Soundboard drydown for installation

David Love davidlovepianos at comcast.net
Sat Jan 19 15:59:24 MST 2008


Nice illustration.  I would be curious to see or hear about the jigs people
use to crown ribs when they are not crowing by bending and laminating.  

 

David Love
davidlovepianos at comcast.net
www.davidlovepianos.com 

-----Original Message-----
From: pianotech-bounces at ptg.org [mailto:pianotech-bounces at ptg.org] On Behalf
Of John Delacour
Sent: Saturday, January 19, 2008 2:05 PM
To: Pianotech List
Subject: Re: Soundboard drydown for installation

 

At 10:45 -0500 19/1/08, Farrell wrote:

 

Again, I agree with Ron - the darn thing won't crown anyway from rim
constraint.

 

Quite so, but let's leave opinion aside and look at the reality of the
matter, which seems to be something like this.

 

Consider a section of soundboard 6" wide with one rib.  Consider them first
separately.  Which will it be easier to bend a certain amount?  No contest :
the 6" strip of board will bend with the slightest effort and the rib with
great difficulty.

 

The picture below is a scale drawing, which you can see (using Firefox or
Opera or Safari) as an SVG file which you can enlarge if you wish.
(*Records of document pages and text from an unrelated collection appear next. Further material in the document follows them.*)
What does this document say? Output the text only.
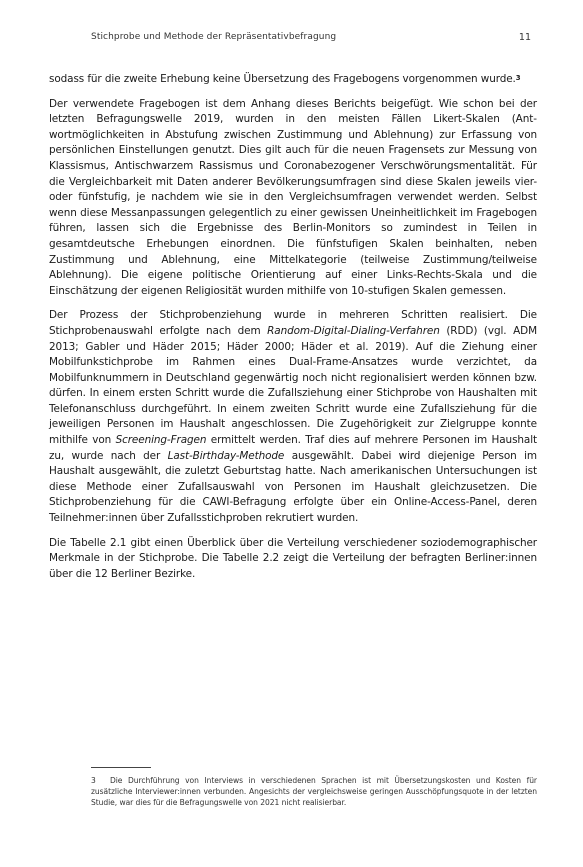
Stichprobe und Methode der Repräsentativbefragung	11

sodass für die zweite Erhebung keine Übersetzung des Fragebogens vorgenommen wurde.$^3$

Der verwendete Fragebogen ist dem Anhang dieses Berichts beigefügt. Wie schon bei der letzten Befragungswelle 2019, wurden in den meisten Fällen Likert-Skalen (Antwortmöglichkeiten in Abstufung zwischen Zustimmung und Ablehnung) zur Erfassung von persönlichen Einstellungen genutzt. Dies gilt auch für die neuen Fragensets zur Messung von Klassismus, Antischwarzem Rassismus und Coronabezogener Verschwörungsmentalität. Für die Vergleichbarkeit mit Daten anderer Bevölkerungsumfragen sind diese Skalen jeweils vier- oder fünfstufig, je nachdem wie sie in den Vergleichsumfragen verwendet werden. Selbst wenn diese Messanpassungen gelegentlich zu einer gewissen Uneinheitlichkeit im Fragebogen führen, lassen sich die Ergebnisse des Berlin-Monitors so zumindest in Teilen in gesamtdeutsche Erhebungen einordnen. Die fünfstufigen Skalen beinhalten, neben Zustimmung und Ablehnung, eine Mittelkategorie (teilweise Zustimmung/teilweise Ablehnung). Die eigene politische Orientierung auf einer Links-Rechts-Skala und die Einschätzung der eigenen Religiosität wurden mithilfe von 10-stufigen Skalen gemessen.

Der Prozess der Stichprobenziehung wurde in mehreren Schritten realisiert. Die Stichprobenauswahl erfolgte nach dem Random-Digital-Dialing-Verfahren (RDD) (vgl. ADM 2013; Gabler und Häder 2015; Häder 2000; Häder et al. 2019). Auf die Ziehung einer Mobilfunkstichprobe im Rahmen eines Dual-Frame-Ansatzes wurde verzichtet, da Mobilfunknummern in Deutschland gegenwärtig noch nicht regionalisiert werden können bzw. dürfen. In einem ersten Schritt wurde die Zufallsziehung einer Stichprobe von Haushalten mit Telefonanschluss durchgeführt. In einem zweiten Schritt wurde eine Zufallsziehung für die jeweiligen Personen im Haushalt angeschlossen. Die Zugehörigkeit zur Zielgruppe konnte mithilfe von Screening-Fragen ermittelt werden. Traf dies auf mehrere Personen im Haushalt zu, wurde nach der Last-Birthday-Methode ausgewählt. Dabei wird diejenige Person im Haushalt ausgewählt, die zuletzt Geburtstag hatte. Nach amerikanischen Untersuchungen ist diese Methode einer Zufallsauswahl von Personen im Haushalt gleichzusetzen. Die Stichprobenziehung für die CAWI-Befragung erfolgte über ein Online-Access-Panel, deren Teilnehmer:innen über Zufallsstichproben rekrutiert wurden.

Die Tabelle 2.1 gibt einen Überblick über die Verteilung verschiedener soziodemographischer Merkmale in der Stichprobe. Die Tabelle 2.2 zeigt die Verteilung der befragten Berliner:innen über die 12 Berliner Bezirke.

3 Die Durchführung von Interviews in verschiedenen Sprachen ist mit Übersetzungskosten und Kosten für zusätzliche Interviewer:innen verbunden. Angesichts der vergleichsweise geringen Ausschöpfungsquote in der letzten Studie, war dies für die Befragungswelle von 2021 nicht realisierbar.
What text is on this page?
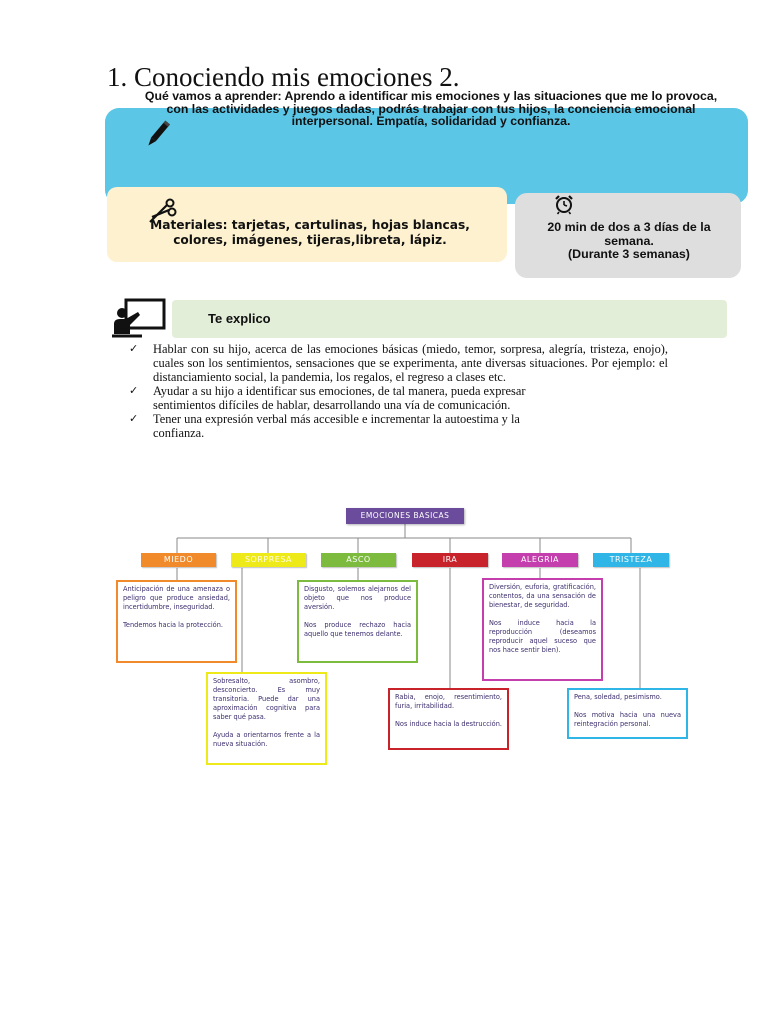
1. Conociendo mis emociones 2.
Qué vamos a aprender: Aprendo a identificar mis emociones y las situaciones que me lo provoca, con las actividades y juegos dadas, podrás trabajar con tus hijos, la conciencia emocional interpersonal. Empatía, solidaridad y confianza.
Materiales: tarjetas, cartulinas, hojas blancas, colores, imágenes, tijeras,libreta, lápiz.
20 min de dos a 3 días de la semana.
(Durante 3 semanas)
Te explico
✓ Hablar con su hijo, acerca de las emociones básicas (miedo, temor, sorpresa, alegría, tristeza, enojo), cuales son los sentimientos, sensaciones que se experimenta, ante diversas situaciones. Por ejemplo: el distanciamiento social, la pandemia, los regalos, el regreso a clases etc.
✓ Ayudar a su hijo a identificar sus emociones, de tal manera, pueda expresar sentimientos difíciles de hablar, desarrollando una vía de comunicación.
✓ Tener una expresión verbal más accesible e incrementar la autoestima y la confianza.
EMOCIONES BASICAS
MIEDO	SORPRESA	ASCO	IRA	ALEGRIA	TRISTEZA

Anticipación de una amenaza o peligro que produce ansiedad, incertidumbre, inseguridad.

Tendemos hacia la protección.

Sobresalto, asombro, desconcierto. Es muy transitoria. Puede dar una aproximación cognitiva para saber qué pasa.

Ayuda a orientarnos frente a la nueva situación.

Disgusto, solemos alejarnos del objeto que nos produce aversión.

Nos produce rechazo hacia aquello que tenemos delante.

Rabia, enojo, resentimiento, furia, irritabilidad.

Nos induce hacia la destrucción.

Diversión, euforia, gratificación, contentos, da una sensación de bienestar, de seguridad.

Nos induce hacia la reproducción (deseamos reproducir aquel suceso que nos hace sentir bien).

Pena, soledad, pesimismo.

Nos motiva hacia una nueva reintegración personal.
Click
here <http://pianomaker.co.uk/technical/temp/crown.svg>  or on the image to
view the file.  How to zoom it will depend on your browser.

 

 

 <http://pianomaker.co.uk/technical/temp/crown.svg> 

I have exaggerated the crown to a radius of 15ft.  The length of the section
is 500 mm.

 

Note that lines of force acting between the two red lines run mainly through
the rib, preponderating if anything slightly towards the top of the rib.

 

When wood takes on moisture it expands, as we all know, but it doesn't
expand isotropically -- far from it; the expansion along the grain is
practically negligeable in comparison to the expansion across the grain.
I'm not looking at any figures at the moment but I imagine the difference
for softwoods is even more marked.

 

So the assembly takes on moisture... not only does the rib expand as a
result by but a negligeable amount but whatever expansion there is will tend
if anything to make it bend downwards and reduce the crown.

 

As you have just pointed out, spruce compresses very easily across the grain
has  low elasticity across the grain.  Whatever expansion there is of the
soundboard across the grain (left to right in the picture), and there will
be significant expansion, will result in compression of the wood within or
beyond the yield point, but any power it might have to make any difference
to the crown will be completely negated by the action of the rib and the
forces to which this is subjected.

 

Incidentally I have drawn the rib as it would be in a soundboard made in the
English fashion, ie. planed to radius before assembly and planed straight on
the underside after the assembly has settled down to the normal environment.